Many books have been written since then examining the tragic events, but the significance of Elena Poniatowska’s book, one of her most famous, overshadows them all. In this work Elena Poniatowska proves herself a master in the treatment of diverse types of source material, such as the oral testimony of the survivors, official documents and a wide range of newspaper articles. This literary form is typical of Elena Poniatowska’s work, enabling her books to give voice to a broad spectrum of the Mexican population.
In 1978 she published a novella consisting of a series of short (fictitious) letters from Angelina Bellof to the painter Diego Rivera. The book, which carries on the tradition of the epistolary novel as exemplified by “Letters of a Portuguese Nun”, is a work that is extremely rich in moods and nuances; it dispenses with the virtuosity of the French Nouveau Roman and the Latin American Boom de la Nueva Novela, nonetheless opening up new narrative possibilities.

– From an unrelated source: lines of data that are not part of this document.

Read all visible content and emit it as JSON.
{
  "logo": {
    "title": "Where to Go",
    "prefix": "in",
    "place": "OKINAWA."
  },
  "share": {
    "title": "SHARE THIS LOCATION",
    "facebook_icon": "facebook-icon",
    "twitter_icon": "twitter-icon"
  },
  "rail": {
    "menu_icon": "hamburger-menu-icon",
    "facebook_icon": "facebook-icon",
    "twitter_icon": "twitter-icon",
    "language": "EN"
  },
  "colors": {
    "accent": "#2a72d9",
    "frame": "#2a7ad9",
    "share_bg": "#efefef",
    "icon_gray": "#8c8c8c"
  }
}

1992 saw the publication of Elena Poniatowska’s “Tinissima”, her most ambitious literary work to date. The novel is a complex, virtuoso treatment of the life of the Italian photographer Tina Modotti, who lived and worked in Mexico in the first half of the 20th century.
Elena Poniatowska has also written shorter essays examining the life and work of famous Mexican woman artists. In 2001 she was awarded the internationally-renowned Alfaguara Prize for her then latest novel, “La piel del cielo”.
Bio
Since 1954 she has worked as a journalist, recording Mexico’s political and social changes in her essays and fictional works. Her commitment and her efforts to shed light on the murder of students in the great massacre of 1968 have won her great respect and admiration in Mexican society. She has lived in Mexico City for decades, where her essays and articles are published in all the major print media. Tribute has been paid to her work with numerous prizes and honorary titles from various universities. In 2001 she was awarded the international Alfaguara Prize.
Works
Amanecer en el Zócalo. Los 50 días que confrontaron a México
El tren pasa primero
Obras reunidas
The Skin of the Sky
Ay vida, no me mereces!
Mexican Color
Tinisima
Nothing, Nobody : The Voices of the Mexico City Earthquake
Until We Meet Again
Frida Kahlo
Nada, nadie
La Flor de Lis
Moletiques y pasiones
Métase mi prieta entre el durmiente y el silbatazo
El último guajalote
Fuerte es el silenzio
La casa en la tierra
Querido Diego, te abraza Quieta
Massacre in Mexico
La noche de Tlatelolco
Hasta no verte Jesús mío
Todo empezó el domingo
Palabras cruzadas
Melés y Teléo
Lilis Kikus
Merits
1979 National Prize for Journalism.
2001 Premio Alfaguara de Novela.
Elena Poniatowska was also awarded the title of “Doctor Honoris Causa” by the University of Sinaloa, the University of Toluca, the University of Columbia (New York) and the University of Florida (Miami).